Yves Provencher/Métro Les cols blancs avaient eu recours à des grèves tournantes en 2016.

Les cols blancs de Montréal avaient bon «espoir que les relations de travail changent» avec la nouvelle administration. «Mais il n’y a rien qui bouge», déplore la présidente de leur syndicat.

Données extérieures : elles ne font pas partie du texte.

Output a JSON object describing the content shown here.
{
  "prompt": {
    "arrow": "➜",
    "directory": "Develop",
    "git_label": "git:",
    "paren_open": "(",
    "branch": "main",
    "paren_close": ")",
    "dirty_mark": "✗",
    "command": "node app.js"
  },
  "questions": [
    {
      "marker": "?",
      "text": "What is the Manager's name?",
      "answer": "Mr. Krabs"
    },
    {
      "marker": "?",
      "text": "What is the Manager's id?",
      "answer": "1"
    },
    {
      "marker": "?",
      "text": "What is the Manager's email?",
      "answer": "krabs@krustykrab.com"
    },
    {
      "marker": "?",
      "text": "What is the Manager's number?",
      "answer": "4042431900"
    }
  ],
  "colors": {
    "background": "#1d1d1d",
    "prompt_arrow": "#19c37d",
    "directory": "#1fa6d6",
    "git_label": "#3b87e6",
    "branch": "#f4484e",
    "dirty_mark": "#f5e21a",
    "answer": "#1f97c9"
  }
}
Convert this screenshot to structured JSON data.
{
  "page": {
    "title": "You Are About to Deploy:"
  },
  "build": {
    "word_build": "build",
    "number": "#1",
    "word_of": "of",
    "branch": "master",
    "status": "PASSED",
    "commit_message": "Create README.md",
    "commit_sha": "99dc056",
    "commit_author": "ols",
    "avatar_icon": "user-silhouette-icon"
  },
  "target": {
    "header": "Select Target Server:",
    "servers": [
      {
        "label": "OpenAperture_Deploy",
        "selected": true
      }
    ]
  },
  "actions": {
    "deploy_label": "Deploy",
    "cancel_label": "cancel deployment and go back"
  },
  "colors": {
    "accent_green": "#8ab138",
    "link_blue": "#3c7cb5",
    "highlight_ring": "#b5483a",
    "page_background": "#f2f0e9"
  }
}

Ils manifesteront d’ailleurs lundi soir, en marge du conseil municipal, pour demander à la Ville de Montréal de rétablir les horaires flexibles qui permettent aux fonctionnaires de déplacer leurs heures de travail entre 7h30 et 18h. «Ça donne plus de services aux citoyens. Au lieu d’avoir des employés seulement entre 8h30 et 16h30, on a des employés entre 7h30 et 18h», plaide la présidente du Syndicat des fonctionnaires municipaux de Montréal, Francine Bouliane.

Environ 3500 des 8000 cols blancs se prévalaient de cet horaire avant 2016, quand l’ancienne administration leur a retiré cette possibilité. «Cette disposition existe dans la convention collective, mais il y a une directive des ressources humaines qui fait que l’horaire flexible n’est pratiquement plus applicable», dénonce la représentante syndicale.

Les cols blancs avaient «beaucoup de problèmes» avec l’administration de Denis Coderre, rappelle Mme Bouliane. Les manifestations d’employés étaient récurrentes, particulièrement de la part des cols bleus, sous la gouverne de M. Coderre. Les différents syndicats avaient d’ailleurs salué unanimement l’élection de Valérie Plante à la mairie.

«On pensait que Mme Plante, qui est une femme et qui met de l’avant la conciliation travail-famille, amènerait un vent de changement, soutient la présidente du syndicat. Non seulement, rien ne bouge, mais malgré notre demande, elle ne nous a jamais rencontrés.»

Une réunion avec le président du comité exécutif, Benoit Dorais, et le directeur général de la Ville de Montréal, Alain Marcoux, a tout de même eu lieu début février, relate Francine Bouliane. «On avait beaucoup de questions, mais du côté de la Ville, il n’y avait pas beaucoup de réponses. M. Dorais ne s’est pas mouillé [sur la question des horaires flexibles]», rapporte-t-elle.

Du côté du cabinet de la mairesse, on n’a pas voulu s’avancer sur une rencontre entre Valérie Plante et le syndicat, affirmant que les discussions se poursuivent «avec M. Dorais». «L’administration Plante-Dorais est ouverte aux horaires flexibles comme nous l’avons déjà écrit et dit au syndicat», a fait savoir le cabinet de la mairesse.

L’actuelle convention collective des cols blancs viendra à échéance à la fin de l’année.